Posts Tagged ‘everglades’

Pythons Next Media Terror

Tuesday, May 13th, 2008

It seems you’ve been very naughty and let your snakes out in the Everglades. Pythons, to be precise.

They love it there.

And “authorities” are warning that the Everglades is not the only palce in the United States that could be “python friendly”.

Fox News

The U.S. Fish and Wildlife Service is considering listing the snakes as injurious wildlife under the Lacey Act, which would prohibit them from being imported or carried across state lines.

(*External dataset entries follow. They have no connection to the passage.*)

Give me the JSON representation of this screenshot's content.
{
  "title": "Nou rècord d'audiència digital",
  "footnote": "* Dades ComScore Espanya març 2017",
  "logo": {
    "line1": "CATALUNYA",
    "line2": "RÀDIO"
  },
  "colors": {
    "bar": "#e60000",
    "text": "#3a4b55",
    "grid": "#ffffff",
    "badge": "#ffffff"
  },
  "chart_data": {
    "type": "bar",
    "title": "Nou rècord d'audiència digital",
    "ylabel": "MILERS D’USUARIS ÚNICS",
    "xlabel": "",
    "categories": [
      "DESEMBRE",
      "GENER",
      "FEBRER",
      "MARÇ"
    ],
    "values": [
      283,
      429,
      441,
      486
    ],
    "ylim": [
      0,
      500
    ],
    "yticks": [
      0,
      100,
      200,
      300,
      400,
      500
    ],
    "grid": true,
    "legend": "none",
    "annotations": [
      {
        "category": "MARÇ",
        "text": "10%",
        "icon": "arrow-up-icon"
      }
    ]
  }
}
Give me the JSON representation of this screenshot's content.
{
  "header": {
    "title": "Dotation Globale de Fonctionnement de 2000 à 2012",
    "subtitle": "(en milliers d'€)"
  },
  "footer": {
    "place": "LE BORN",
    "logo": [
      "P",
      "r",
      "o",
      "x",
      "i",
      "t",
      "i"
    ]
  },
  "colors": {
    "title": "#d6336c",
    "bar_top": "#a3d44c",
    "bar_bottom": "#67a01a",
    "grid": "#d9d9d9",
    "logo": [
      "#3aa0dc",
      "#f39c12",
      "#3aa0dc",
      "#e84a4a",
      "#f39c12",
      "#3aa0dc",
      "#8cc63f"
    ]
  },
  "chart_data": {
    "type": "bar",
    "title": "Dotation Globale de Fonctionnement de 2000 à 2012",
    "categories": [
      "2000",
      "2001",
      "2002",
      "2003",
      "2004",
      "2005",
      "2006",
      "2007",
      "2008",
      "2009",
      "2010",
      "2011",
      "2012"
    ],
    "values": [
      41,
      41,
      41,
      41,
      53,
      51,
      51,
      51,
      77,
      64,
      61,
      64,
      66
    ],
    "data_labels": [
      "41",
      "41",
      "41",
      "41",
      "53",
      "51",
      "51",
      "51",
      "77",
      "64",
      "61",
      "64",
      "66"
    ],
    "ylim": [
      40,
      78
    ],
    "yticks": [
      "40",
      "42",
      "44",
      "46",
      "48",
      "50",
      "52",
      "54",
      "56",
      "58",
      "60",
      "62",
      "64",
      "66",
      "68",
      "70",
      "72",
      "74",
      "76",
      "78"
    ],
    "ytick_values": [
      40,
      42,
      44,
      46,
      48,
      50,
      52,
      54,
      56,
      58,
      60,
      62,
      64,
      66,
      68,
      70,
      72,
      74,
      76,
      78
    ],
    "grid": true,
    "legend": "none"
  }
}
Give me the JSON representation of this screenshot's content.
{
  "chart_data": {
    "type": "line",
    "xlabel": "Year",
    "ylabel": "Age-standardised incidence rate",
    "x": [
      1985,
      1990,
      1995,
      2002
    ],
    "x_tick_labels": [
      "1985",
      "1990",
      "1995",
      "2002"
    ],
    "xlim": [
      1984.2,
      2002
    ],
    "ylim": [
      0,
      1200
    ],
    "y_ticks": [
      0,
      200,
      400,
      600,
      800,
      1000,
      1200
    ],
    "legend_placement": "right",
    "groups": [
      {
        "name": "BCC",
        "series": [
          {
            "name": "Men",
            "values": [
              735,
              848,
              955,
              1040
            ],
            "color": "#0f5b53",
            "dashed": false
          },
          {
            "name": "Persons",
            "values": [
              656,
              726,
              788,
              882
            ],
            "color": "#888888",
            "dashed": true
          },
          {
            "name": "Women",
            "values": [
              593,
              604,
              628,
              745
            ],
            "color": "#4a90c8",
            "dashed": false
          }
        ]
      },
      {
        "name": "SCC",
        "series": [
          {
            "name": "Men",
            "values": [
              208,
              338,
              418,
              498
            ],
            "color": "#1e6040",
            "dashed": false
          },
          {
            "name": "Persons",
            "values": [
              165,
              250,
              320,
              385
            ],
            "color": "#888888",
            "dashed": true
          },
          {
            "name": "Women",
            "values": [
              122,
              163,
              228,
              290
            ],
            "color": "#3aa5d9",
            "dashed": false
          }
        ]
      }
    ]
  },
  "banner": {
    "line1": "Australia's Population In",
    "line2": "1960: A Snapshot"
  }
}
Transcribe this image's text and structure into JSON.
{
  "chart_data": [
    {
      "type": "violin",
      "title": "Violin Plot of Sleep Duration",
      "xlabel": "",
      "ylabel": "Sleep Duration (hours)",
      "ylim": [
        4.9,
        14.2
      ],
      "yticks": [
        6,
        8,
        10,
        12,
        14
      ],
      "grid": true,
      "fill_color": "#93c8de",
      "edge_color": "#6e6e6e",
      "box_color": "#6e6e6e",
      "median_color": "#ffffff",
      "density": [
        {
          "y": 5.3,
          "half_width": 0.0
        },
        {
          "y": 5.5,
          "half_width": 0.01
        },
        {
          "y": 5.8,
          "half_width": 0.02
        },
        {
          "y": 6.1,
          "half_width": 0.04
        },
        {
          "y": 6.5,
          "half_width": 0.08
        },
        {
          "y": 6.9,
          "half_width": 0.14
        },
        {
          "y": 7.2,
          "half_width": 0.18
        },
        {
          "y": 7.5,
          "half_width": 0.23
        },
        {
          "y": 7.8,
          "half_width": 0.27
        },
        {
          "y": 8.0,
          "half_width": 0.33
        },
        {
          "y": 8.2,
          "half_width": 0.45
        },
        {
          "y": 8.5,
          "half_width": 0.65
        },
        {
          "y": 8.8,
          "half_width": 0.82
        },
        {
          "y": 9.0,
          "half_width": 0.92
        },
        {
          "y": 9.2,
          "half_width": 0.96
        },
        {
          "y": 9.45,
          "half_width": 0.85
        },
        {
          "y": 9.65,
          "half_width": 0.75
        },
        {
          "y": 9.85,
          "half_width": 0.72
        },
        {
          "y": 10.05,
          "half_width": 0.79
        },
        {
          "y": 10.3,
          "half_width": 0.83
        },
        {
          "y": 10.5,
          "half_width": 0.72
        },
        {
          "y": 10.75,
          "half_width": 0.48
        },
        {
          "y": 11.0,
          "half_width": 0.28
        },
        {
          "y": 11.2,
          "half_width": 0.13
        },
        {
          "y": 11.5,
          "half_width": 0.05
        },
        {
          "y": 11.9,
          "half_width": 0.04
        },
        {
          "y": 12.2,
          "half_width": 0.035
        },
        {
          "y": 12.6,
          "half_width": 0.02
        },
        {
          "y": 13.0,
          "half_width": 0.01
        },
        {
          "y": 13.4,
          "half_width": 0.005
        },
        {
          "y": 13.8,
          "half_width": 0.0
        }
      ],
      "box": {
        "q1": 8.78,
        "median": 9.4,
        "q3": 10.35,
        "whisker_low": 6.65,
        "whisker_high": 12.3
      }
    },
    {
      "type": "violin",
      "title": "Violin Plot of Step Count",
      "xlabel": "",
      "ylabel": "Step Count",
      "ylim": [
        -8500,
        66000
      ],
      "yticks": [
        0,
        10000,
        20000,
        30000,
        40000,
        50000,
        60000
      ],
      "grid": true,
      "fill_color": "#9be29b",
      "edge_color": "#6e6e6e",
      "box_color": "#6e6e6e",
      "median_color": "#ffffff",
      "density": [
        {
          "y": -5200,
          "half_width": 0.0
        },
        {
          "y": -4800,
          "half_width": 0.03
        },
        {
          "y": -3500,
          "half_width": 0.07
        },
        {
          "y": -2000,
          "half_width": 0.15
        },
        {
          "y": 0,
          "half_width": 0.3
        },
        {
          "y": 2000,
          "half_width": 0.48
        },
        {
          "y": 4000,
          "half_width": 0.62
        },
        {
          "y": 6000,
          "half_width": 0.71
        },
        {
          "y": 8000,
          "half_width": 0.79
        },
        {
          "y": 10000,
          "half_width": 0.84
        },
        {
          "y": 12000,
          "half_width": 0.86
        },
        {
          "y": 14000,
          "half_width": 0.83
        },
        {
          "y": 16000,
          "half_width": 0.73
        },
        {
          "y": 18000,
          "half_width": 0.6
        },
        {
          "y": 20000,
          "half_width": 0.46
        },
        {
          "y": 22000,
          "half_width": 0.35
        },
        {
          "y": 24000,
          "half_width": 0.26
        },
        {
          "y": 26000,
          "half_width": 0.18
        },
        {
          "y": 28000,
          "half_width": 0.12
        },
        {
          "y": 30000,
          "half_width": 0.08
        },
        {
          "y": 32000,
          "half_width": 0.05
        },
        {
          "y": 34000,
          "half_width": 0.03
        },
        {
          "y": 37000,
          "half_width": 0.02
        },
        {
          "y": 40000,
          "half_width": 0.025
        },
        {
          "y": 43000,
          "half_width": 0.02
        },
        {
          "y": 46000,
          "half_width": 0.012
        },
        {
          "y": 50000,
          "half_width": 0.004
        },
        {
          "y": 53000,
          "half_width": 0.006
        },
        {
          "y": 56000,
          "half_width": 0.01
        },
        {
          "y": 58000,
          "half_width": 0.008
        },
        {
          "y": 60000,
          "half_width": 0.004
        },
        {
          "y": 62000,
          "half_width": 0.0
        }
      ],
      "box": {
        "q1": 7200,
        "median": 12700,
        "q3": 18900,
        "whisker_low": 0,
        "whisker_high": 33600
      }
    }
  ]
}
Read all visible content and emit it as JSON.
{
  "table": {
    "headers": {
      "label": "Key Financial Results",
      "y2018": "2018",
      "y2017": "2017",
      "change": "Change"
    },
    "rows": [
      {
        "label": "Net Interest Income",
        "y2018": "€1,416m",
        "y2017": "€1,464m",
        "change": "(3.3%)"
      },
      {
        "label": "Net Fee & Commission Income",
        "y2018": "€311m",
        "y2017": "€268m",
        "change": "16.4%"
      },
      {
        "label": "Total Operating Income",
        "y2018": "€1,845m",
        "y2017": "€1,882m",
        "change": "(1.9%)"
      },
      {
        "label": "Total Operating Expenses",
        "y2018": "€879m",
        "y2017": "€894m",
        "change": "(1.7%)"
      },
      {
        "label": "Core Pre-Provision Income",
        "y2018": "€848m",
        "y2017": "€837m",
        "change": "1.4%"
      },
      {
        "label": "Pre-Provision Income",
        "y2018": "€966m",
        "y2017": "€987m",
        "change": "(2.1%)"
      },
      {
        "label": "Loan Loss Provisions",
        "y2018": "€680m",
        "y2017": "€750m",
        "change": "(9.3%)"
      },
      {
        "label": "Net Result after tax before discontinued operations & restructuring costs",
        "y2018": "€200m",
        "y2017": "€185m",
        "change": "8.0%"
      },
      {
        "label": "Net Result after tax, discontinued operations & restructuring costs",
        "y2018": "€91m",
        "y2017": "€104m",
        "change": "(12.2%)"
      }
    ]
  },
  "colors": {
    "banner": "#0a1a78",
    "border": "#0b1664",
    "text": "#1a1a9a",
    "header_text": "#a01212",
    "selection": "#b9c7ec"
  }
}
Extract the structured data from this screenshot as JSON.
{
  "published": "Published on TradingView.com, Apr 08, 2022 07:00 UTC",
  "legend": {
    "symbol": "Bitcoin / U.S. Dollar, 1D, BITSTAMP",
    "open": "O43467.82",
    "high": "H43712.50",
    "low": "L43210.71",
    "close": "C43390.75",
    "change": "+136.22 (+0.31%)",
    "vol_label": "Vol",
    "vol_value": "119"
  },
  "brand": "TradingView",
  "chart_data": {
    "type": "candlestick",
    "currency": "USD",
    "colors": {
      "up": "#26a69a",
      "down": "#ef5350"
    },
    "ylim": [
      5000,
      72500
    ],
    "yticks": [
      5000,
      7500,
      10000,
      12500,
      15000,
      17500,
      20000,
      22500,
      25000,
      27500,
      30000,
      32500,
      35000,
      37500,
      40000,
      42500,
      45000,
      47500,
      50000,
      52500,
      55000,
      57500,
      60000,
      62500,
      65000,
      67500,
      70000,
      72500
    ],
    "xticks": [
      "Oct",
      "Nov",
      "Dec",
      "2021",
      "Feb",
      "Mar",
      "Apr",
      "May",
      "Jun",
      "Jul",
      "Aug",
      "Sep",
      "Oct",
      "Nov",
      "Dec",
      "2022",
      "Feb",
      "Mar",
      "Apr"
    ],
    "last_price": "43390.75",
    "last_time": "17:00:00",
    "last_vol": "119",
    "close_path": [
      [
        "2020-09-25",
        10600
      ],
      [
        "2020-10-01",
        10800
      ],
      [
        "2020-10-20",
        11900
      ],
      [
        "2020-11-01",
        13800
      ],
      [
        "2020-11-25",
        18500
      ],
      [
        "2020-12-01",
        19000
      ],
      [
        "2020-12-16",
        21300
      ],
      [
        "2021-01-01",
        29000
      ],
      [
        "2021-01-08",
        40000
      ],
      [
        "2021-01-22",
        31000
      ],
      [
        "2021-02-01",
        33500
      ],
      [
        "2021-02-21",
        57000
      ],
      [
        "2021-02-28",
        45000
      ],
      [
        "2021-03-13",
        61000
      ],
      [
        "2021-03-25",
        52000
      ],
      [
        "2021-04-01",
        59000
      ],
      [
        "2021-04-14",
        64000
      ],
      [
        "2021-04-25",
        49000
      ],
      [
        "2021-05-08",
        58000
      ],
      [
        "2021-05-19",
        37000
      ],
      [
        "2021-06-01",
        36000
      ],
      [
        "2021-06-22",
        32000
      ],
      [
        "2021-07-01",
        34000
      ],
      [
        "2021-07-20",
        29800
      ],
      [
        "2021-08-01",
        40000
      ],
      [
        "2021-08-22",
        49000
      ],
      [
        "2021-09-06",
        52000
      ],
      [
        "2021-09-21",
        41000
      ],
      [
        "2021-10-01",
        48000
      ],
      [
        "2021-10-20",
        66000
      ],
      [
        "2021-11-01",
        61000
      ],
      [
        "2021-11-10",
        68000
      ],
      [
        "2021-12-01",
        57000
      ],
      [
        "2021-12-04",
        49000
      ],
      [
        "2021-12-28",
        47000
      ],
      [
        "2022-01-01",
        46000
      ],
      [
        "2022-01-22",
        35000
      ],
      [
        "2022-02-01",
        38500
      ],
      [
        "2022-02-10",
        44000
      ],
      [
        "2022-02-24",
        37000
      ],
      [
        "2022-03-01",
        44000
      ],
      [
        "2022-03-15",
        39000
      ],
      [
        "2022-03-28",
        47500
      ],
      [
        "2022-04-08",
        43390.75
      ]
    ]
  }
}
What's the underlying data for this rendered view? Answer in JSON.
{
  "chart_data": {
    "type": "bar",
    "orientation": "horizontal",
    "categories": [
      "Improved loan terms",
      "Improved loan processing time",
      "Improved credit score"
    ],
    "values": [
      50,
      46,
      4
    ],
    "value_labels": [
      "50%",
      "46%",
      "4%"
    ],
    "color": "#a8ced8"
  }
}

Unfortunately, the horse has already left the barn. One million live Burmese pythons were legally imported into the U.S. between 2001 and 2006, according to Fish and Wildlife. Almost all of them ended up as pets, and half of them came in through Miami.

“We don’t have tools that are sufficient to control them on a continental scale,” says Gordon Rodda, an invasive snake expert at the Fort Collins Science Center in Colorado, and lead author of the USGS study determining the extent of the snake’s possible range.

Climate is the key factor in whether a snake can live or die in any given area. The USGS study, published in the February issue of the scientific journal Biological Invasions, found that conditions — including temperature and rainfall — in the lower third of the continental U.S. match those where pythons live in Southeast Asia, India and China.

The northern limits of the hypothetical U.S. range are open to some interpretation among snake experts, but most agree that the maps accurately predict where the pythons could survive. And since closely related Indian pythons live in the foothills of the Himalayas, where temperatures can dip to 40 degrees Fahrenheit, there’s some wiggle room.

When the thermometer gets that low, or seasonal conditions get too dry, snakes aren’t up for doing much and will simply hibernate, possibly for as long as four months.

A 10-foot snake ideally requires a fairly large, empty cavity to crawl into, but a hole under a tree stump or a rock pile will suffice.

Getting enough food isn’t a big problem for Burmese pythons — they seem to prefer birds and rats, but will eat almost anything.

“If you’re a sit-and-wait predator, you’re probably going to grab it if it goes by,” Rodda said. “You’re not going to say, ‘I don’t feel like bluebirds today, I’d rather wait for a quail.’”

Talking pythons? Waiting to grab you as you walk by?

I’m never, ever going into the woods again.